Thyroid Cancer Trends
In the past three decades, the incidence of thyroid cancer among women has spiked. High-income countries such as Canada, the United States, Japan, Norway, and Germany, are witnessing a marked increase in the number of cases of this type of cancer.
Potential reasons for this include more widespread access to healthcare which leads to overdiagnosis of this entity. However, it is still unclear whether this is the driving force behind the rapid rise in thyroid cancer cases among women. A factor supporting this idea could be that some low-income countries have a decrease in the number of new thyroid cancer cases, possibly because of poorly accessible healthcare systems.

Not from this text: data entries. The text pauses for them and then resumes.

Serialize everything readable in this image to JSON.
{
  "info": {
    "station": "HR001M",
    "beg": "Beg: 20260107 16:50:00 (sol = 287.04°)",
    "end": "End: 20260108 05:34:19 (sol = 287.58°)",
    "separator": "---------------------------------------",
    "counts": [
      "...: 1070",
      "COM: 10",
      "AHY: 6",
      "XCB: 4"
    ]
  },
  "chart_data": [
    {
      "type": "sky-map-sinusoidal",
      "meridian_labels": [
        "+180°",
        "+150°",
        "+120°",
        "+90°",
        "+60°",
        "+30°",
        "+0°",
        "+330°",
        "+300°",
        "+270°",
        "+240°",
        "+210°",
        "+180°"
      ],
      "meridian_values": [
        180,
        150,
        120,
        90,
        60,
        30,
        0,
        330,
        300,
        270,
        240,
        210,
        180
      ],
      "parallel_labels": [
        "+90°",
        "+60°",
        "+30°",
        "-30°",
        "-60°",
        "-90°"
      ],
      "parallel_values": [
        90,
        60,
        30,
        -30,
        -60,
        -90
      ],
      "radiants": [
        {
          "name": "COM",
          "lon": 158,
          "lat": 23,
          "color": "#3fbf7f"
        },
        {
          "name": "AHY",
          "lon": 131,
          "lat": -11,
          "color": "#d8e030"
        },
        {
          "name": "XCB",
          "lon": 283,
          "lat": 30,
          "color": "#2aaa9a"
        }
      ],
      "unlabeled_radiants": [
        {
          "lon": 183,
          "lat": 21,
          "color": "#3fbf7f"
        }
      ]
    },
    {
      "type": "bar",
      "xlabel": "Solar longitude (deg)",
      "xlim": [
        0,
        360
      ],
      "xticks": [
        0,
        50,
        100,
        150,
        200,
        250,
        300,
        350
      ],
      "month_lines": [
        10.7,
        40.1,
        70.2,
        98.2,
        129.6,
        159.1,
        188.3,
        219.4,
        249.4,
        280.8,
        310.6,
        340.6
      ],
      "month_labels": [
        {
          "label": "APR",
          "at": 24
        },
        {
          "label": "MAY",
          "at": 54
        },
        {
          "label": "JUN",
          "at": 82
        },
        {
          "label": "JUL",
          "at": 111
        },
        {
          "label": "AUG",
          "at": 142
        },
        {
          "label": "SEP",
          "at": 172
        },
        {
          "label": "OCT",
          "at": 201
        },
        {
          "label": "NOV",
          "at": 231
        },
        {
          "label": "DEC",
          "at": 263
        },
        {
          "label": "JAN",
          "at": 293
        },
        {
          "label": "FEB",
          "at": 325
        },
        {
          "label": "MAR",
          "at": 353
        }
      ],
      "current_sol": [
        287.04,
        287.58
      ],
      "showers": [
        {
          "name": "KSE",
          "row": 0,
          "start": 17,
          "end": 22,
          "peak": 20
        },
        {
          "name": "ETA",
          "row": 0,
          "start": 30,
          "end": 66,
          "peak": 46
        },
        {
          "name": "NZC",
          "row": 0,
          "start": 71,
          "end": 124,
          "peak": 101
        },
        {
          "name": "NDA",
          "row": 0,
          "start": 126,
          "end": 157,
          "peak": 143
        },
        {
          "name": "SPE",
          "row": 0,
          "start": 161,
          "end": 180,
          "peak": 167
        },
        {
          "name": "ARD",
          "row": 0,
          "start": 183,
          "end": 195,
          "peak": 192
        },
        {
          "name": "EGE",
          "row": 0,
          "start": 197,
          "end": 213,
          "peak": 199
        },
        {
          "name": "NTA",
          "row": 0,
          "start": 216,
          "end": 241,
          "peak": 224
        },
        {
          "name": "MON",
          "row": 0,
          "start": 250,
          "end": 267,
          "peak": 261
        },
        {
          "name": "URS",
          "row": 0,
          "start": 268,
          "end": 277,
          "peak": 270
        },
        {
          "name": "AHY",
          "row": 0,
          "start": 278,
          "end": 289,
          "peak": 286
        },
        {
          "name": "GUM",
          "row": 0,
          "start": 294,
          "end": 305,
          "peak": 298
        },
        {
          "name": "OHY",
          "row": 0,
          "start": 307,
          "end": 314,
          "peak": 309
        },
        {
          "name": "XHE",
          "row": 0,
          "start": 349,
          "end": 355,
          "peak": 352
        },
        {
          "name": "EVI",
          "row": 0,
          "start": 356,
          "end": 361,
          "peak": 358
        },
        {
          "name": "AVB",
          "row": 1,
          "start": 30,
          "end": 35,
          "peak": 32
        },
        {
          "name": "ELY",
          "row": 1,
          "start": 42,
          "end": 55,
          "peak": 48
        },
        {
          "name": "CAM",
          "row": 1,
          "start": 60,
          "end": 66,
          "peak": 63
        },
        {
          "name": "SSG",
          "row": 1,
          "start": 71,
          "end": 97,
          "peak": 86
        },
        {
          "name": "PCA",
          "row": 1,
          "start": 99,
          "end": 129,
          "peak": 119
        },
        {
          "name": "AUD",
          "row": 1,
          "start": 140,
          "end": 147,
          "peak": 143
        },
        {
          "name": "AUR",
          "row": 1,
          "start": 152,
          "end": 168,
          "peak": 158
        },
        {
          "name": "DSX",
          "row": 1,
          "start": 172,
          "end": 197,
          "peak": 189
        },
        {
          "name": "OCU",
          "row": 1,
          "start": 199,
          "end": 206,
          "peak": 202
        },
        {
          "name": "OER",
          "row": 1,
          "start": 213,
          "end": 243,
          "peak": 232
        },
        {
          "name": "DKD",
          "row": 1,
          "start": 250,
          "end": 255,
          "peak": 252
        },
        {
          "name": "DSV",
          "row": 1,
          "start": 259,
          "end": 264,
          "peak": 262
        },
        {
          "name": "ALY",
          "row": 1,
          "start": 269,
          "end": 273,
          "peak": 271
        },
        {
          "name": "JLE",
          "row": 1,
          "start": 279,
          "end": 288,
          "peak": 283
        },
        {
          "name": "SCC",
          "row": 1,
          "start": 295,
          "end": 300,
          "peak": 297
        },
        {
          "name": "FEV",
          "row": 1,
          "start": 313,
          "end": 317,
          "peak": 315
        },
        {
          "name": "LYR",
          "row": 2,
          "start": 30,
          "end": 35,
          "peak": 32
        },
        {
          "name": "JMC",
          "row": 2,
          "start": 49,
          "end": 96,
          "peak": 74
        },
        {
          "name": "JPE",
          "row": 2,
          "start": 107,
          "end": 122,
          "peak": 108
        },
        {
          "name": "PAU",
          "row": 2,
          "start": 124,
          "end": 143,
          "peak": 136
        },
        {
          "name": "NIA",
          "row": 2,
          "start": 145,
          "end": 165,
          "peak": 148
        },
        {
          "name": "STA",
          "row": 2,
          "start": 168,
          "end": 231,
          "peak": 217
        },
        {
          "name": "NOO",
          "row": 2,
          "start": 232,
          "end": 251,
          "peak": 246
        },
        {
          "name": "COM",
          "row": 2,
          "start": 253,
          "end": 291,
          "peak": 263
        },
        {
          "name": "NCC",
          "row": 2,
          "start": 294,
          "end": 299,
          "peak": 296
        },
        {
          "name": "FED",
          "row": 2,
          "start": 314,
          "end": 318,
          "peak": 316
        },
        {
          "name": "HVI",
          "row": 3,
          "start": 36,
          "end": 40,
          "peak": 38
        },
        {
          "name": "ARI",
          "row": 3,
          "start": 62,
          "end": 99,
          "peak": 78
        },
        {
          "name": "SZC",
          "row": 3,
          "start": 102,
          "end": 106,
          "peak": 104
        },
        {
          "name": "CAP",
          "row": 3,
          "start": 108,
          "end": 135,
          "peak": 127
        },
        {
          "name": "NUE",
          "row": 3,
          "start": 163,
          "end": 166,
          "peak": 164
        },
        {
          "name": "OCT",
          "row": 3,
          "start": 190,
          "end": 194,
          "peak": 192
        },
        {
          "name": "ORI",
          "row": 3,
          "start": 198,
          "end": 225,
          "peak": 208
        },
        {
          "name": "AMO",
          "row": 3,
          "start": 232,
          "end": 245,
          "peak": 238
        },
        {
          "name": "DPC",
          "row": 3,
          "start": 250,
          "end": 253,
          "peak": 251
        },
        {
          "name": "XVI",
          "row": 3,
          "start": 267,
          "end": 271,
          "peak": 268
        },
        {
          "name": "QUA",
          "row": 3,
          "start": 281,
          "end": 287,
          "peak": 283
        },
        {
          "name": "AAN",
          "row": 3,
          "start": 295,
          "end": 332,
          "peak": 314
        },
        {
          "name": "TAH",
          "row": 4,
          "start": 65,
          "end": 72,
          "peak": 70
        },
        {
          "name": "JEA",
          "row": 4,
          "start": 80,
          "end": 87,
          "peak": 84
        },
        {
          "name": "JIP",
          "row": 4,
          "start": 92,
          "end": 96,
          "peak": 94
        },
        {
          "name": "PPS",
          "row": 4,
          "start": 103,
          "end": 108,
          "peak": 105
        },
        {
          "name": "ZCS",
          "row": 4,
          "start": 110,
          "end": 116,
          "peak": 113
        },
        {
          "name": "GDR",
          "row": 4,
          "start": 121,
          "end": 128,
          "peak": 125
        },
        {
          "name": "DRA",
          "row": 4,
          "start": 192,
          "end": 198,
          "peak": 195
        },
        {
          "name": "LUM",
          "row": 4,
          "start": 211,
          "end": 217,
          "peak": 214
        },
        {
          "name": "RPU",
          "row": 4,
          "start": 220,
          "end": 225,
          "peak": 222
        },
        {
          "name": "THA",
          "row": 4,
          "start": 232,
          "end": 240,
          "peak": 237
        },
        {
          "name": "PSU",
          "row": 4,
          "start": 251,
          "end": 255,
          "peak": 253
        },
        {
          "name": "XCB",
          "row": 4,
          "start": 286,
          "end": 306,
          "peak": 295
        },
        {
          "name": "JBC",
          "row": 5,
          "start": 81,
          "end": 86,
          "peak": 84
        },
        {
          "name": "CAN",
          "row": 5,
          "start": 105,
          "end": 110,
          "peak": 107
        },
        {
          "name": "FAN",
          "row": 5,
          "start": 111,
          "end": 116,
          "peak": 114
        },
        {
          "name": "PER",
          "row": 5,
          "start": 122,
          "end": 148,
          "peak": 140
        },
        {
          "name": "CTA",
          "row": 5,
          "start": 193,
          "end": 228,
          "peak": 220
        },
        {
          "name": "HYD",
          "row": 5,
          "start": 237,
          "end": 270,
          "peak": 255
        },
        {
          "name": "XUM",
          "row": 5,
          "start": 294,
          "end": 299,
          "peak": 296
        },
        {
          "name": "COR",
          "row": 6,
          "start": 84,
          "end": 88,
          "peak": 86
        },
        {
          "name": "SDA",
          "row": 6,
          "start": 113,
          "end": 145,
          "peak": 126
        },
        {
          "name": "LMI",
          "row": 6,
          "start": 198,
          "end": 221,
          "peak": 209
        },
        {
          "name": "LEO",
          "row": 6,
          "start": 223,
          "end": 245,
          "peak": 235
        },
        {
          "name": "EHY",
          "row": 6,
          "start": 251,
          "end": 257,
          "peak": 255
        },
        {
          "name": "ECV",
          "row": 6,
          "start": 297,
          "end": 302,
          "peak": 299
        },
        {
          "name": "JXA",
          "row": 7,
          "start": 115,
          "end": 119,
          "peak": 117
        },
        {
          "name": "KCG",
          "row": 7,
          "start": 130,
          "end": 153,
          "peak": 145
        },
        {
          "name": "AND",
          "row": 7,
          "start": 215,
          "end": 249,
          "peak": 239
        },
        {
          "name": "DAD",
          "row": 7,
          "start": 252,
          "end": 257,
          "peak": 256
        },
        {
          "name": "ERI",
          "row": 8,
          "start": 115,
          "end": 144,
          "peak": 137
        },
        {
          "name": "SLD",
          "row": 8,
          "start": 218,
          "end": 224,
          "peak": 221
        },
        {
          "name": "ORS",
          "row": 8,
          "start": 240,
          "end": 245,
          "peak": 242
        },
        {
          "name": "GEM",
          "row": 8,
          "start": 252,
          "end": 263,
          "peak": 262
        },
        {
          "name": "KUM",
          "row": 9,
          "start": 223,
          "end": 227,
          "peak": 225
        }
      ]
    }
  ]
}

As of 2020, the five most common cancers in women are breast, colorectal, lung, cervical, and thyroid cancer. They have different incidence and mortality trends across the world, depending on how well each country manages the risk factors associated with these cancers. For example, countries that have implemented rigorous tobacco control measures have declining incidence and mortality of lung cancer. Those that are not efficient in HPV vaccinations or proper sex education are witnessing an increase in cervical cancer incidence.
Issues that lead to more women developing cancers and losing their lives include inadequate healthcare access, increased lifestyle risk factors such as excess body weight, increased consumption of processed foods and alcohol, and low screening participation. These issues are more pronounced in low- and middle-income countries struggling to establish reliable cancer-fighting programs.